Ao contrário do que pode se pensar, o “musical” efetivamente se inicia após o fim do primeiro ato. Quando as coisas ficam mais tensas, Selma finalmente nos mostra esse mundo imaginário dela, onde tudo é muito mais cantante e os problemas pouco importam. É um porto seguro para uma alma torturada pelo mundo ao seu redor. As coreografias e canções das cenas “musicais” são bem clássicas, ao bom e velho estilo da broadway. Em contraste com esses recursos estilísticos, essas cenas se passam nos locais mais hostis que se pode imaginar, uma fábrica barulhenta e perigosa, os trilhos de um trem ou até um local de um crime. Aqui cabe mais um comentário sobre a cinematografia, se anteriormente a câmera de Lars se posicionava no canto e acompanhava a trama por uma perspectiva quase que em primeira pessoa, agora ela é estática e vem de vários ângulos diferentes, isso serve para demarcar onde a realidade termina e onde começa o devaneio de Selma.
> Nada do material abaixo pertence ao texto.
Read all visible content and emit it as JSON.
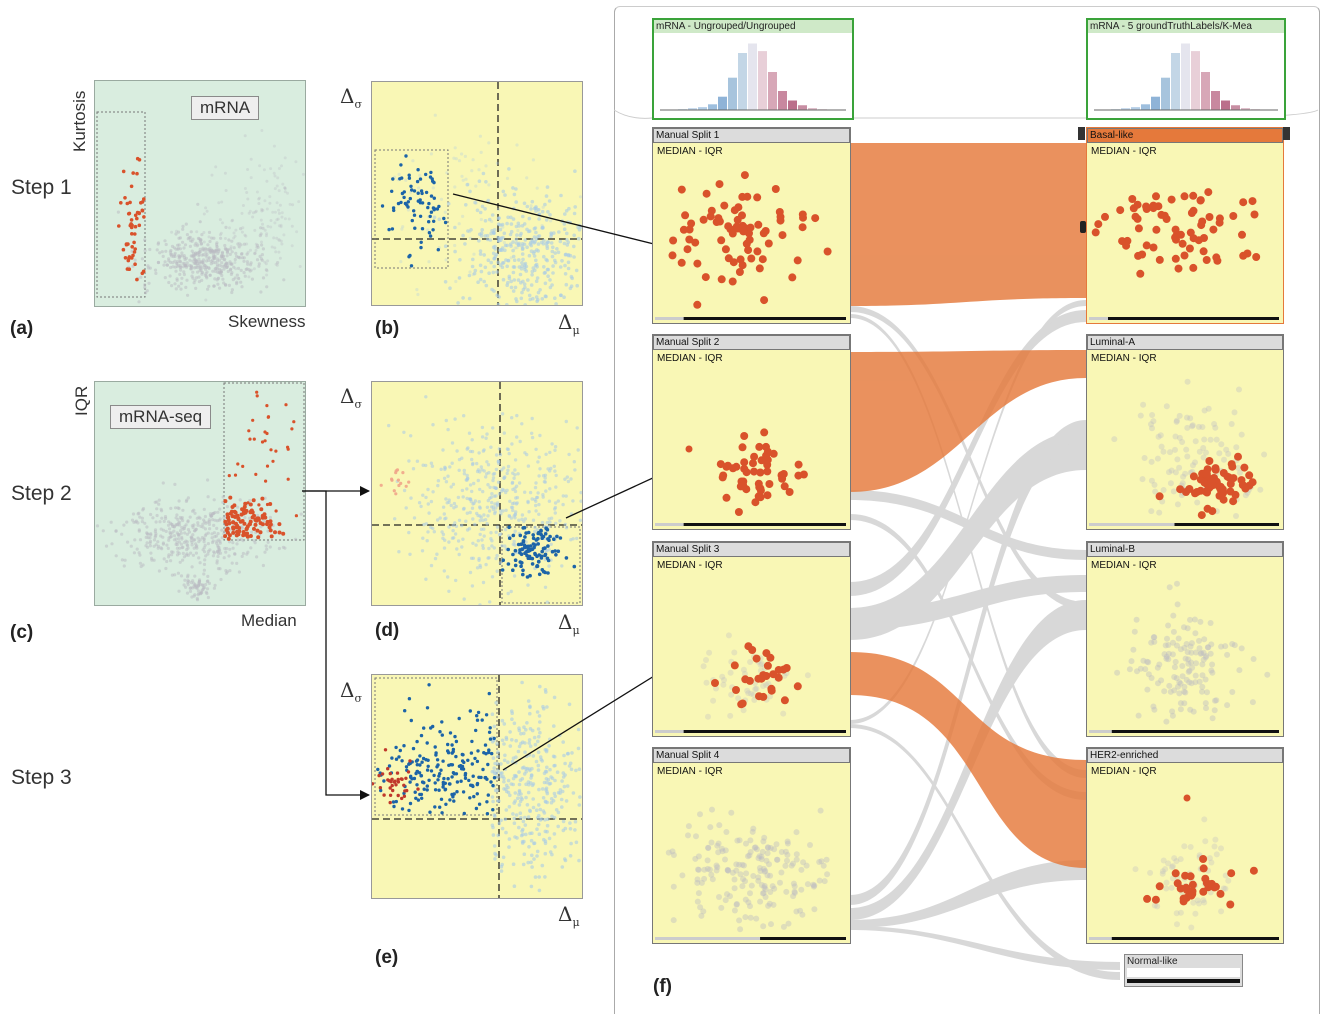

Björk já é conhecida mundialmente por seu trabalho como cantora e aqui conseguiu imprimir exatamente o seu estilo vocal e técnico, ela parece bem à vontade com as canções que está apresentando na frente das câmeras.


O roteiro é bem eficiente, não utiliza exposições desnecessárias e ele parece perfeitamente crível aos olhos do espectador. A partir do segundo ato, o desenrolar da trama toma um caminho que mesmo plausível, como dito anteriormente, pode surpreender muito os desavisados e ainda sim comover os que já sabem do que a história se trata. O conjunto de circunstâncias que a protagonista se envolve após um diálogo revelador com outra personagem no fim do primeiro ato são no mínimo trágicas e ditam o tom até o fim do filme. A história é simplesmente dramática e isso tem seu peso ainda maior quando temos como vítima e protagonista de todas essas circunstâncias uma alma tão boa e um coração tão maternal quanto o de Selma. Ela só quer o bem de seu filho, custe o que custar.

Assistir esse filme é uma experiência única, seus recursos estilísticos "home made" aliados ao bom roteiro, a atuação impecável da Björk e a sensibilidade emocional apresentada por Lars Von Trier no fazem ter uma catarse inesquecível sobre o que é um filme que te pega pela emoção e pelo drama. O filme tem os prêmios que merece mas não o reconhecimento do público em geral que se beneficiaria completamente dessa experiência proposta pelo diretor.


Dançando no Escuro é uma história sobre o quão cruel e maldoso o mundo pode ser com quem é “boazinha demais”, a maldade desse ambiente em que Selma vive força ela a ter um comportamento que pode ser extremamente destrutivo para ela, porém ele é preciso para garantir o bem estar de seu filho que é a coisa que ela mais ama em toda a sua vida. Também é sobre como coisas pequenas como um simples ritmo musical pode nos proteger de situações extremamente estressantes para o corpo e a mente. Selma no final é simplesmente muito boa para esse mundo em que ela foi jogada para tentar alcançar o seu objetivo tão docemente maternal e humano, no fim das contas ela sempre dá o seu jeito de continuar cantando e dançando, mesmo quando ela se encontra no abismo mais escuro.


Dançando no Escuro é um filme dinamarquês de Lars Von Trier lançado em 2000.